Contrary to popular opinion, wearing pajamas in public does not prompt people to stare. Rather, most folks avert their eyes and pretend not to notice. Just ask C.W. Metcalf, who has also been known to glue toilet paper rolls to his feet, howl on traffic-jammed freeways, stand backwards in elevators, and let his weight-lifter wife carry him through grocery stores. For fun, he teaches his black Labrador retrieve, Gracie, to walk backwards.

((Note: Metcalf's company offers humor training programs to FORTUNE 500 companies such as IBM, Blue Cross and Blue Shield, General Electric, DuPont and Xerox.))


2.) "LETTERS TO THE EDITOR"

We've got a few, but this newsletter is sooo l-o-n-g, I think we'd better save it for next week!


3.) GENERAL INFORMATION

THE ADVICE (DISCLAIMER)

Please be sure to read the information at this link at least once.


4.) HINTS AND TIPS

TIPS

Upper extremity

For lawn and garden tending equipment (Weed whackers, power mowers, tillers, etc.) install the soft rubber foam grips available from local bicycle shops for added comfort and gripping power. For bar-type handles: you can purchase from home stores soft foam pipe insulator to put on the bar. Do not glue TO the equipment, instead, glue the seam shut. (NOTE: Make sure that this does not defeat any of the safety equipment provided by the manufacturer.

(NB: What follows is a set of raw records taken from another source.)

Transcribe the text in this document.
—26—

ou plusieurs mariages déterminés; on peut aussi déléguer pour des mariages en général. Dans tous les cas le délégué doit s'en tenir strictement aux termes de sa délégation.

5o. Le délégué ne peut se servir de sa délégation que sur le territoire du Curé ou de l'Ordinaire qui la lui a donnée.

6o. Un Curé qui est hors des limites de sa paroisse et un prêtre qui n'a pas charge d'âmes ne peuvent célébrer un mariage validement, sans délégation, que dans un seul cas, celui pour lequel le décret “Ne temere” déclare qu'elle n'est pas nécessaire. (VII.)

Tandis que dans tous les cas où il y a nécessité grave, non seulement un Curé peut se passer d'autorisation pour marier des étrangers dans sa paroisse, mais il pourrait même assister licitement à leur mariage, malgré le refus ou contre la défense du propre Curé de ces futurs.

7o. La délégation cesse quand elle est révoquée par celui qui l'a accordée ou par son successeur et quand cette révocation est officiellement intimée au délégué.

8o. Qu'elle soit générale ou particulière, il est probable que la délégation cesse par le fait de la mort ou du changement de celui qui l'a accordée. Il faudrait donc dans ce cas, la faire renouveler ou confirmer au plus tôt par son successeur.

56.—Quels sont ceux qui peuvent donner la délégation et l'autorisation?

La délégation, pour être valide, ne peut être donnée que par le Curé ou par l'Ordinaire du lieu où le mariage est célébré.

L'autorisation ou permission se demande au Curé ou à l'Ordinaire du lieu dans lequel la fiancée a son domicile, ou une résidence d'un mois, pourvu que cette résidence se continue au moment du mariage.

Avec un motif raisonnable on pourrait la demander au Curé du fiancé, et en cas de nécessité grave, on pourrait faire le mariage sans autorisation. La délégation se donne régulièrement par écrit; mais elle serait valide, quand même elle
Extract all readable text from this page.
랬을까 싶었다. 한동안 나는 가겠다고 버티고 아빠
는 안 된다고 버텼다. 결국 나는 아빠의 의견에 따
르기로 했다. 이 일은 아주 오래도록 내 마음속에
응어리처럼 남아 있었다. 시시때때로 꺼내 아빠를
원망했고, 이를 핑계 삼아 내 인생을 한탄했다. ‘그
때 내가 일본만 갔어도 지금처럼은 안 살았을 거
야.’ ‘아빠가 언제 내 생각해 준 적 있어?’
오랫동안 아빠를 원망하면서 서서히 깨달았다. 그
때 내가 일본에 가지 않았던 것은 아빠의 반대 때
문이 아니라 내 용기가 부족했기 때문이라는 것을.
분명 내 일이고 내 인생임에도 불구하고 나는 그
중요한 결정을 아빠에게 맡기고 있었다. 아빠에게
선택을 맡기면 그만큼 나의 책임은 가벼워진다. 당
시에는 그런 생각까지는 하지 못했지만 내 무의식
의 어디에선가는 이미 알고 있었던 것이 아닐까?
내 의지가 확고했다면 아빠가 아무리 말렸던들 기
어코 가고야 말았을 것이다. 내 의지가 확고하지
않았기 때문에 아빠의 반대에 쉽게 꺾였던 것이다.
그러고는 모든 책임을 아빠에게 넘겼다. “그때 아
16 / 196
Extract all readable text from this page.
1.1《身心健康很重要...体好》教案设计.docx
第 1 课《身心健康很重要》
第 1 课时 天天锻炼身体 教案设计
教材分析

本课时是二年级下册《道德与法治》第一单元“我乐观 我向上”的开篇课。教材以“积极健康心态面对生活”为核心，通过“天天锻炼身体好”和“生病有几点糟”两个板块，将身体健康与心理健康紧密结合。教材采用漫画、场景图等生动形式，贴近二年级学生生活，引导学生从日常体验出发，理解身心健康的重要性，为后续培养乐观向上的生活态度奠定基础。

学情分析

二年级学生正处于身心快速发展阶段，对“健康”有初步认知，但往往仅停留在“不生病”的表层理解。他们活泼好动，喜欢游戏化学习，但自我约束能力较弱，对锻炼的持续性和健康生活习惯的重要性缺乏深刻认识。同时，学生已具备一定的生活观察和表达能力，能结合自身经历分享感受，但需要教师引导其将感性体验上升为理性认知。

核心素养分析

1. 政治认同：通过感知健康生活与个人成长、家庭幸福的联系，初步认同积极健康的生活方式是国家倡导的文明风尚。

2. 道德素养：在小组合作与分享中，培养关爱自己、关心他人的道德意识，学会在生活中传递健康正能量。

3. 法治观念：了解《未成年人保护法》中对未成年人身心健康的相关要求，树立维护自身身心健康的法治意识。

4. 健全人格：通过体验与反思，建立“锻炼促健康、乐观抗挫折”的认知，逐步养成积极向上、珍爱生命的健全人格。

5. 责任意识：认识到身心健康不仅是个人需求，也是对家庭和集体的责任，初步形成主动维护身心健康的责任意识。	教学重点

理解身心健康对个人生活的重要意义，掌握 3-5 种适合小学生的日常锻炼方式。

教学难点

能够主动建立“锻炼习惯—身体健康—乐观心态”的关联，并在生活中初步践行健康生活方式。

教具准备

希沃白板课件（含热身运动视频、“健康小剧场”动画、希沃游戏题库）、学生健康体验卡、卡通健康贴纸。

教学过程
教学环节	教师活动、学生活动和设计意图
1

Also, when gluing the seam of the pipe insulator, don't use a glue that dries "hard.")

Lower extremity

Carrying a set of collapsible crutches in you car, can be a life saver.


Have a hint, tip, or suggestion? Please email us and we will consider it for use in the newsletter or chat room.


5.) QUOTE/THOUGHT FOR THE DAY

Here are some thoughts on laughter, some a bit serious, but all worth a thought or two.

"Power, money, persuasion, supplication--these can lift at a colossal humbug--push it a little--weaken it a little, century by century, but only laughter can blow it to rags and atoms at a blast. Against the assault of laughter nothing can stand."
--Mark Twain
(The Mysterious Strange)

"Laughter has no greater foe than emotions....To produce the whole of its effect, then, the comic demands something like a momentary anesthesia of the heart."
--Henri Bergson
(Laughter)

"Strange, when you come to think of it, that of all the countless folk who have lived before our time on this planet not one is known in history or in legend as having died of laughter."
--Sir Max Beerbohm
(Laughter)

"Humor is a prelude to faith and Laughter is the beginning of prayer."
--Reinhold Neibuhr
(Discerning the Signs of the Times)

"We look before and after,
And pine for what is not;
Our sincerest laughter
With some pain is fraught;
Our sweetest songs are those that tell of saddest thought."
--Percy Bysshe Shelley
(To A Skylark)

"Fling but a stone, the giant dies.
Laugh and be well."
--Matthew Green
(The Spleen)

"And if I laugh at any mortal thing,
'Tis that I may not weep."
"Let us have wine and women, mirth and laughter,
Sermons and soda water the day after."

--George Noel Gordon, Lord Byron

"No man who has once heartily and wholly laughed can be altogether irreclaimably bad."
--Thomas Carlyle

"Comedy is simply a funny way of being serious."
--Peter Ustinov

"The penalty for laughing in a courtroom is six months in jail; if it were not for this penalty, the jury would never hear the evidence."
--H.L. Mencken

"Humor is the shortest distance between two people."
--Victor Borge

"Humor is an affirmation of dignity, a declaration to man's superiority to all the befalls him."
--Romain Gary

"The absolute truth is the thing that makes people laugh."
--Carl Reiner


And finally
From the Humor Archive:

"Never play strip poker with a leg amp, some of them wear more socks than I have in my drawer."

"Potholders? Who needs potholders? We don't need no stinkin' potholders."

Little boy to an arm amp with prosthesis: How's that thing work?
Amp: With quarters...go get your Mom's purse.

Why do drive thru ATM's have braille buttons?

This End Up? Use No Hooks? I'm calling the ACLU--'sounds like discrimination, to me.